Hablaba en mi libro “Pienso, luego resisto” de la neurociencia de la creencia, el hecho indiscutible de que tenemos un cerebro cableado para la creencia, y que el mito y el pensamiento mágico, lo tenemos muy arraigado en nuestro interior. Puede que la necesidad psicológica evolutiva de tener una autoridad a la que creer, obedecer y seguir para nuestro aprendizaje (padres, maestros, instructores, etc.), sea el sesgo de esta tendencia a la creencia en algo superior, real o imaginario, y, por ello, yo detecto un poco de infantilismo en la creencia religiosa tradicional de las personas que conozco (y no me refiero a las palabras de Jesús de que seamos como niños, de Marcos 10,13-16). Aquí también veo dos tipos de creyentes, el de bajo nivel sociocultural e incluso intelectual, que acepta todos los dogmas sin rechistar y los interioriza de inmediato, cuya capacidad crítica es nula, porque tiene una mente muy simple y vive en la resignación de la que Nietzsche acusaba al cristianismo, y el creyente de formación científica, cuyo espíritu crítico aprendido le lleva a no comulgar con ruedas de molino.

Esta disponibilidad natural para creer de los de mente más simple, incluso en cosas estrafalarias, explica hechos inexplicables de nuestra historia reciente, como el suicidio masivo de 917 acólitos del reverendo Jin Jones en Jonestown (Guyana). Este cableado natural plantea muchos problemas, como ya apuntaba Chesterton, porque la gente quiere creer, le gusta y necesita hacerlo y muchos sinvergüenzas desaprensivos lo saben, desde Joseph Smith, fundador con sus patrañas de los mormones, a los sucesivos papas del Palmar de Troya, los curas acusados de pederastia o el fundador de los Legionarios de Cristo, personificación del diablo en la tierra, Marcial Maciel.

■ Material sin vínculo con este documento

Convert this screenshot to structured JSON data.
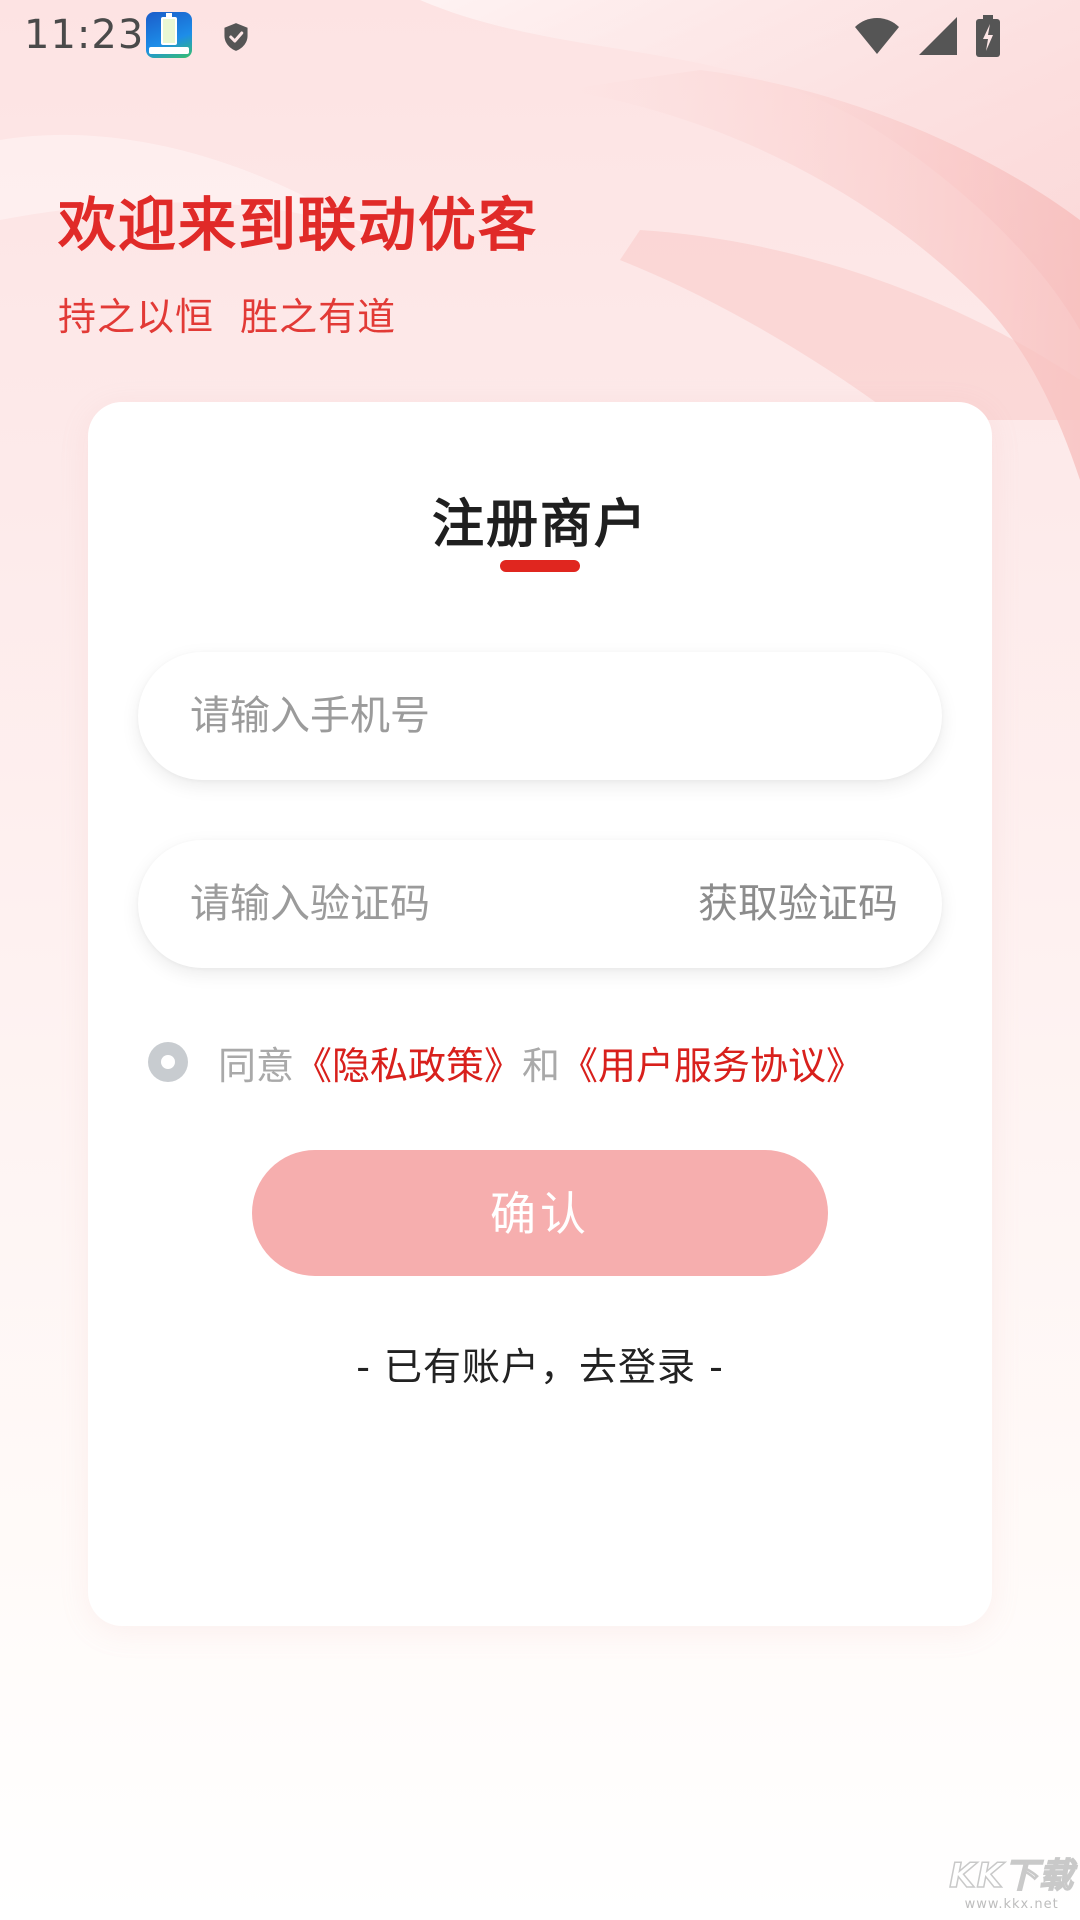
{
  "status_bar": {
    "time": "11:23",
    "icons": [
      "app-notification-icon",
      "shield-icon",
      "wifi-icon",
      "signal-icon",
      "battery-charging-icon"
    ]
  },
  "header": {
    "title": "欢迎来到联动优客",
    "subtitle": "持之以恒  胜之有道"
  },
  "form": {
    "title": "注册商户",
    "phone_placeholder": "请输入手机号",
    "code_placeholder": "请输入验证码",
    "get_code_label": "获取验证码",
    "agree_prefix": "同意",
    "privacy_link": "《隐私政策》",
    "agree_and": "和",
    "service_link": "《用户服务协议》",
    "agree_checked": false,
    "confirm_label": "确认",
    "login_link": "- 已有账户，去登录 -"
  },
  "watermark": {
    "logo": "KK下载",
    "url": "www.kkx.net"
  },
  "colors": {
    "brand_red": "#e02a28",
    "button_disabled": "#f6aeae",
    "link_red": "#d8201c",
    "placeholder_gray": "#9b9b9b"
  }
}
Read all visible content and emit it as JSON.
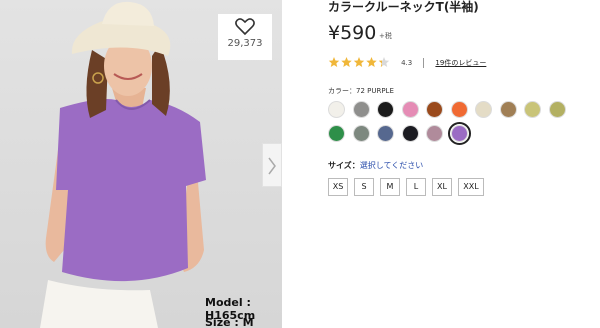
{
  "product": {
    "title": "カラークルーネックT(半袖)",
    "price": "¥590",
    "tax_note": "+税",
    "rating_value": "4.3",
    "rating_stars": 4.3,
    "review_link": "19件のレビュー"
  },
  "favorite": {
    "count": "29,373",
    "icon": "heart-icon"
  },
  "model": {
    "height_text": "Model : H165cm",
    "size_text": "Size : M"
  },
  "color": {
    "label": "カラー：72 PURPLE",
    "swatches": [
      "#f2f0ea",
      "#8f8f8d",
      "#1b1b1b",
      "#e58cb5",
      "#9a4a1c",
      "#f06a33",
      "#e4dcc6",
      "#a07f55",
      "#c9c478",
      "#b3b062",
      "#2e8f49",
      "#7d887f",
      "#56688f",
      "#1c1c22",
      "#b08b9b",
      "#9b6cc4"
    ],
    "selected_index": 15
  },
  "size": {
    "label": "サイズ：",
    "prompt": "選択してください",
    "options": [
      "XS",
      "S",
      "M",
      "L",
      "XL",
      "XXL"
    ]
  },
  "colors": {
    "shirt": "#9b6cc4",
    "star": "#f0b73a",
    "link": "#2a4dab"
  }
}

Todo este debate, que considero crucial para agarrar tu vida de una u otra manera, tiene algunos puntos paradójicos. En unos de los referidos encuentros de Puebla de los Ángeles, “La edad de las Ideas”, y en un escenario que representaba un ring de boxeo, se enfrentaban dos equipos: los ateos, dirigidos por Dawkins, y los creyentes, con representantes del catolicismo, judaísmo y evangelismo; el repaso fue antológico, no solo por (incluso a pesar de) la argumentación de los ateos sino por la debilidad intelectual de los que representaban a la creencia. Supongo que no se requieren las mismas condiciones, pruebas y aptitudes para ser catedrático de ciencia en la Universidad de Oxford que predicador evangelista, y no es lo mismo debatir diariamente con la aguda e inquisitiva mente de los universitarios de Oxford que hablar los domingos a los parroquianos. Objetivamente los teístas usaban los trucos escénicos a que estaban acostumbrados: el miedo a un mundo sin Dios, a la destrucción del Universo, a la soberbia del hombre de creerse en el centro del universo, al dominio del mal si no hay Dios, etc. Hubo un punto, en el que coincidieron los tres representantes de la creencia, que me dejó preocupado: la idea de que, a los ateos, al no creer en Dios, no le importarían los demás, no podrían disfrutar de la idea del amor o la caridad, que vivirían en la desesperanza. Este punto sí me dejo realmente preocupado, porque acababa de darme cuenta de uno de los nudos gordianos de la incomunicación creyentes-ateos. Mientras la comprensión del oponente parecía clara, por parte de los ateos, que entendían o trataban de entender a los teístas, estos últimos seguían confundiendo la ética con la religión. 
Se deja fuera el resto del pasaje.